Harnessing the Power of T Cells: ISB 1342 as a Breakthrough Therapy for Relapsed and Refractory Multiple Myeloma

ISB 1342 is a novel bispecific antibody that targets CD38 on tumor cells and CD3 on T cells, representing a unique approach to treating relapsed multiple myeloma that has become resistant to standard treatments. This innovative therapy was designed to counteract resistance to daratumumab, a commonly used monoclonal antibody.

The antibody was meticulously engineered to include a single chain variable fragment (scFv) that binds to CD3ε on T cells and a Fab arm that targets CD38, ensuring compatibility with daratumumab. This dual engagement strategy redirects T cells to eliminate CD38-expressing tumor cells, offering a distinct advantage over existing CD38-targeting therapies.

In laboratory tests, ISB 1342 demonstrated remarkable efficacy, killing a wide array of CD38-positive tumor cell lines with significantly greater potency than daratumumab. Notably, it proved effective against tumor cells with low to intermediate CD38 expression, a group that daratumumab struggled to impact. Furthermore, ISB 1342 maintained its effectiveness when combined with daratumumab, irrespective of whether it was used sequentially or concurrently. The presence of soluble CD38 or glucocorticoids did not diminish ISB 1342's killing power.
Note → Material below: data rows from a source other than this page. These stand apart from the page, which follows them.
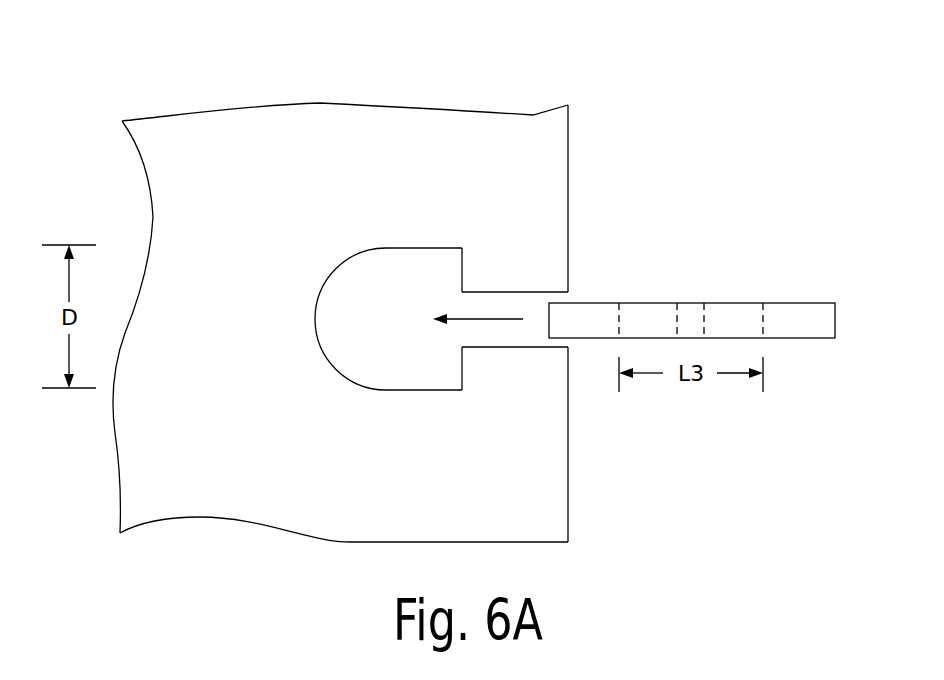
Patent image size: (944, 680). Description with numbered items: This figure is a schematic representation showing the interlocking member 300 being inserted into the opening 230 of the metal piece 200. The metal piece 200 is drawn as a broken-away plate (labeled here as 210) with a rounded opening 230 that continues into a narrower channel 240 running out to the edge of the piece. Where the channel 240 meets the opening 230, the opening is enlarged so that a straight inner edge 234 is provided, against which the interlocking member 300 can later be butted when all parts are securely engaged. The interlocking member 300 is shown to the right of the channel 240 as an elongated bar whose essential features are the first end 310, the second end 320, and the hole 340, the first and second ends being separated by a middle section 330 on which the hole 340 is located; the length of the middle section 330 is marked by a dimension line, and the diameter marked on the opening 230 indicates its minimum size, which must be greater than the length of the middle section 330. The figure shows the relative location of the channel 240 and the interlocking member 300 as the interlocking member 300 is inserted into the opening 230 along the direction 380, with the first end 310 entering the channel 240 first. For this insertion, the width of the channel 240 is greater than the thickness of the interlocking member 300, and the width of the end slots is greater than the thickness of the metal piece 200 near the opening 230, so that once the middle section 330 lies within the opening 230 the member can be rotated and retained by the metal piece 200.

The metal piece 200 is at (437, 62).
The workpiece body 210 is at (248, 306).
The opening 230 is at (390, 270).
The inner edge 234 is at (463, 272).
The channel 240 is at (487, 302).
The interlocking member 300 is at (784, 364).
The first end 310 is at (583, 303).
The second end 320 is at (798, 303).
The middle section 330 is at (655, 303).
The hole 340 is at (692, 303).
The direction 380 is at (472, 322).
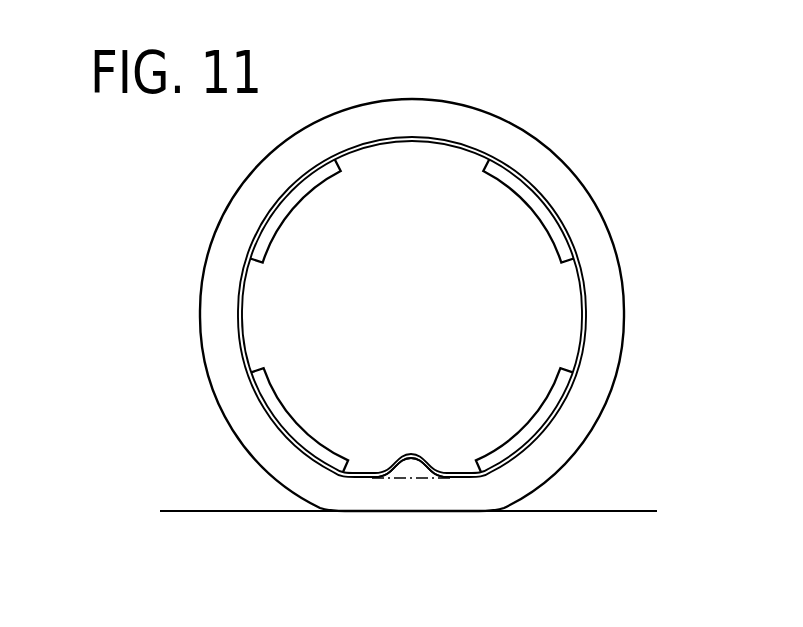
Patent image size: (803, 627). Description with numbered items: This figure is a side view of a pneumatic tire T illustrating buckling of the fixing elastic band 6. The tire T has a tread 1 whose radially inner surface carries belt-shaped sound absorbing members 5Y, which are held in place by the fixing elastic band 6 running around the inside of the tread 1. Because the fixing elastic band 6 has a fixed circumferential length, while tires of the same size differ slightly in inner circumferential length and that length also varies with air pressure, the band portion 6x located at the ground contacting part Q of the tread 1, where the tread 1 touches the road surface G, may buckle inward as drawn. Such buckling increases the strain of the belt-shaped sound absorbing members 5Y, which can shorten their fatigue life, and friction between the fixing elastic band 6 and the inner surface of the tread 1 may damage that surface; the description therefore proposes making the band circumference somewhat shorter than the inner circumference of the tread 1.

The tread 1 is at (459, 277).
The pneumatic tire T is at (534, 136).
The fixing elastic band 6 is at (248, 335).
The band portion 6x is at (411, 456).
The belt-shaped sound absorbing members 5Y is at (302, 433).
The road surface G is at (637, 510).
The ground contacting part Q is at (428, 498).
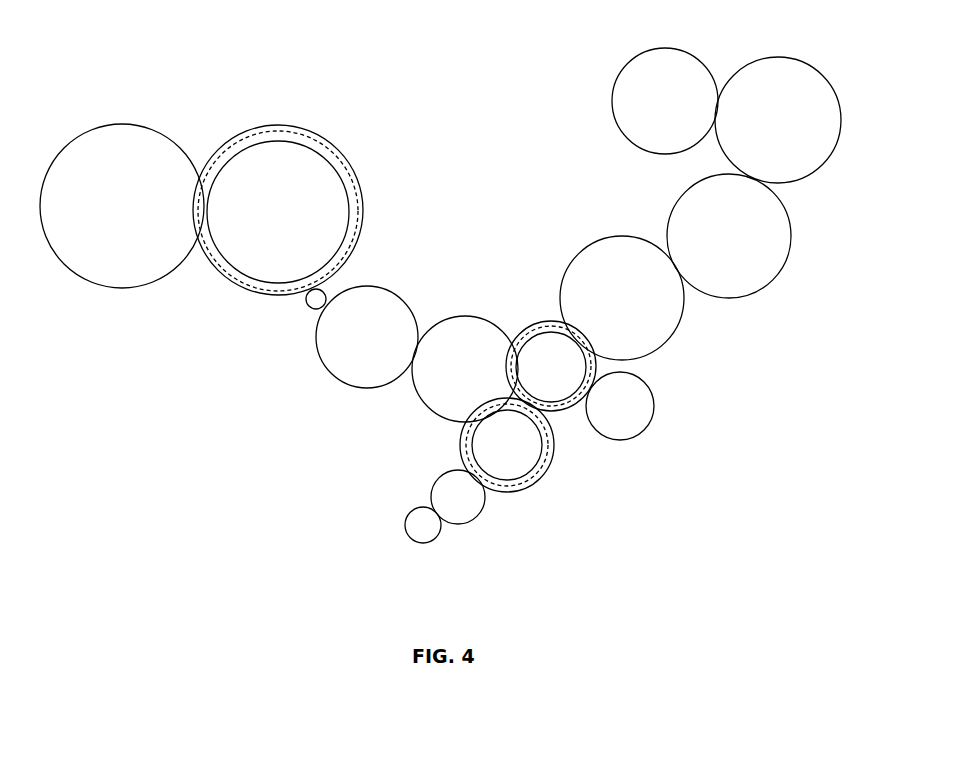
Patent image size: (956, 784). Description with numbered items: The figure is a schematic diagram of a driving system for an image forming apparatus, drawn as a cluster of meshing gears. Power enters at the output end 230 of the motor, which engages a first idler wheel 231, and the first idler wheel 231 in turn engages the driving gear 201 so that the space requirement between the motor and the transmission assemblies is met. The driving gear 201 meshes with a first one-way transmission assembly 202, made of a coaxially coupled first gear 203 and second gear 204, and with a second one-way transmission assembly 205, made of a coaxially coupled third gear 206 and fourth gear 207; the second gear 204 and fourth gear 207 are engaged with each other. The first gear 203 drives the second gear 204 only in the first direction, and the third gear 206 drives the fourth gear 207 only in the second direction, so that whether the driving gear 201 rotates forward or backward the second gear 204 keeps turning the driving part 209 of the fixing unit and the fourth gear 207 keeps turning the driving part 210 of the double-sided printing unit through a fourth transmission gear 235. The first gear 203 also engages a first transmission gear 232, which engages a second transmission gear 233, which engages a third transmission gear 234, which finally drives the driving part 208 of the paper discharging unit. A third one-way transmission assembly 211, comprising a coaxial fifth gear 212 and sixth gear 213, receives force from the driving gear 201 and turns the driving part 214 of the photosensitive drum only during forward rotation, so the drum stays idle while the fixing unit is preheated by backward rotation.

The driving gear 201 is at (428, 403).
The first one-way transmission assembly 202 is at (535, 327).
The first gear 203 is at (529, 347).
The second gear 204 is at (546, 322).
The second one-way transmission assembly 205 is at (497, 485).
The third gear 206 is at (510, 475).
The fourth gear 207 is at (487, 487).
The driving part of the paper discharge unit 208 is at (618, 120).
The driving part of the fixing unit 209 is at (607, 438).
The driving part of the double-sided printing unit 210 is at (405, 527).
The third one-way transmission assembly 211 is at (260, 287).
The fifth gear 212 is at (205, 257).
The sixth gear 213 is at (245, 263).
The driving part of the photosensitive drum 214 is at (111, 283).
The output end of the motor 230 is at (320, 295).
The first idler wheel 231 is at (325, 370).
The first transmission gear 232 is at (672, 337).
The second transmission gear 233 is at (733, 292).
The third transmission gear 234 is at (820, 165).
The fourth transmission gear 235 is at (437, 479).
The antibody was also designed with a double LALA mutation to reduce binding to Fcγ receptors and C1q, thereby minimizing Fc-mediated effector functions. This design choice underscores the importance of T cell engagement and activation in ISB 1342's mechanism of action. In vitro, ISB 1342 showed a high degree of target specificity and did not trigger T cell activation without the presence of CD38-positive cells. Importantly, ISB 1342-induced tumor cell killing was not accompanied by T cell fratricide.

In vivo studies using a Daudi tumor model further confirmed ISB 1342's superior potency. Unlike daratumumab, which only partially controlled tumor growth, ISB 1342 led to complete tumor eradication when administered intravenously at a weekly dose of 0.5 mg/kg. A control molecule lacking the relevant CD38 binder failed to control tumor growth, highlighting the specificity and efficacy of ISB 1342.

Post-treatment analysis revealed a significant increase in the release of Granzyme A and B, TNF-alpha, and CXCL-10 in the tumor microenvironment, indicative of an enhanced anti-tumor immune response associated with ISB 1342's in vivo efficacy.

The superior potency of ISB 1342 compared to daratumumab supports its ongoing clinical development for the treatment of multiple myeloma patients who have exhausted other therapeutic options.